In his first public statement since the bloodshed in Aktobe, Kazakhstan’s President Nursultan Nazarbayev depicted his country as being a target for outside-led, violent revolutionaries.
The rhetoric underscored the frenzied paranoia gripping the leadership in Astana as policymakers struggle to devise solutions to an increasingly radicalized mood in the country.
Nazarbayev was ostensibly referring in his June 8 address to the string of shootouts over the weekend, but the remarks suggested he also sees antigovernment protests as part of the broad destabilizing efforts hatched by mysterious foreign parties.
He was explicit about his suspicions that Aktobe was organized by outside forces.
“According to information in our possession, the terrorist acts were organized by adherent of radical pseudo-religious currents — they received instructions from overseas,” Nazarbayev said in a televised speech, which included a belated expression of condolence for the families of people killed in Aktobe.
From there, it was a short leap to the recent anti-land reform protests. Nazarbayev did not identify the rallies specifically, but the implication was clear.

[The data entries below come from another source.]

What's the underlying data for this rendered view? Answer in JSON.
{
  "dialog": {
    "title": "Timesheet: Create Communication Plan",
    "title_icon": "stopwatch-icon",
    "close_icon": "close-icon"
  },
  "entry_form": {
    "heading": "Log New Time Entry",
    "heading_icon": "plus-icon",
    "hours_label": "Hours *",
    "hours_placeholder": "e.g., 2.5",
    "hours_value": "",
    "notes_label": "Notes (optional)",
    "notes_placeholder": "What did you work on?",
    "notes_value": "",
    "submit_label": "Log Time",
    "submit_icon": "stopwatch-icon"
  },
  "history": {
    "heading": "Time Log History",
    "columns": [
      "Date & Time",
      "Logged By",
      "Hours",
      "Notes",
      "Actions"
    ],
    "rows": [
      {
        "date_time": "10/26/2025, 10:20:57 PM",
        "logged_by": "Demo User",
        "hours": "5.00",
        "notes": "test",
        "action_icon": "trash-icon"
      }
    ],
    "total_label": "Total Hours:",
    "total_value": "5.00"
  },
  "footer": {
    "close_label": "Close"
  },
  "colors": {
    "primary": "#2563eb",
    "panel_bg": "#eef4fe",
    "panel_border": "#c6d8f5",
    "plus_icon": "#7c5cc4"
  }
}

“Exploiting the liberality of our government policies and laws, somebody wanted to test the strength of the state. We will take strong measures against any actions by extremists and terrorists. The state has all the potential and power to do this,” Nazarbayev said. “We all know that so-called color revolutions can be executed through various methods and begin with contrived rallies, murder and a desire to seize power. These symptoms are being seen here too. In those countries where this happened, today there is no state, no stability — there is rampant poverty, banditry and the conditions for the emergence of extremists and terrorists.”
The speech presents the extraordinary prospect that the authorities may look to conflate — maybe even in their investigations and criminal trials — the ostensibly political protests and Aktobe, which is being cast so far as an act of Islamic terrorism.
On June 6, the National Security Committee, or KNB in its commonly used Russian acronym, announced that it suspects a Kazakh businessman with pronounced pro-Russian sympathies as being the brains and funder of the land protests, which it said were nothing less than a plot to overthrow Nazarbayev.
Tokhtar Tuleshov, an entrepreneur from southern Kazakhstan who has been under arrest on corruption charges since January, “actively took specific steps toward the forcible seizure of power,” KNB spokesman Ruslan Karasev said.
The KNB named five alleged co-conspirators who have been arrested: Ilyas Bakhtybayev, a former first deputy prosecutor of Kazakhstan; Khibratulla Doskaliyev and Saken Aytbekov, a former police chief and deputy police chief of South Kazakhstan Region; and Bekzat Zhumin and Kayrat Pernebayev, two lieutenants in the southern military command.
That was a surprising change of tack from the one previously pursued by state media, which had the protests as the handiwork of nebulous “third forces” from the West.
Needless to say, Nazarbayev volunteered no details about which outside forces might have been behind Aktobe.
In fact, authorities have so far also failed to provide any kind of strong substantiation for the characterization of those events as the work of militant Islamists. (Out of something approximating political correctness, security officials try to avoid ever actually referring to suspected terrorists as being inspired by radical Islam, calling them just religious, or in Nazarbayev’s language, “pseudo-religious”).
It would be interesting to know from which foreign radical Islamists it is that Kazakhstan’s security officials believe gunmen like the ones in Aktobe are taking their cues. The modus operandi of the Aktobe gang was quite unlike anything seen in the Middle East or even Western Europe, where bombings and random mass killings of civilians prevail. If anything, the preference for singling out security forces as victims — which also happened in Taraz in 2011, incidentally — is more similar to what has often been seen in Russia’s North Caucasus.
Indeed, what is most worrying for Astana about the presumptively Islamist-tinted violence that has on occasion hit Kazakhstan is how dissimilar it is from what takes place elsewhere.
The roots of the country’s problems are clearly all too domestic. Diagnosing their cause will be crucial to finding a cure, but going by Nazarbayev’s remarks, it looks like the authorities are preparing to search in all the wrong places.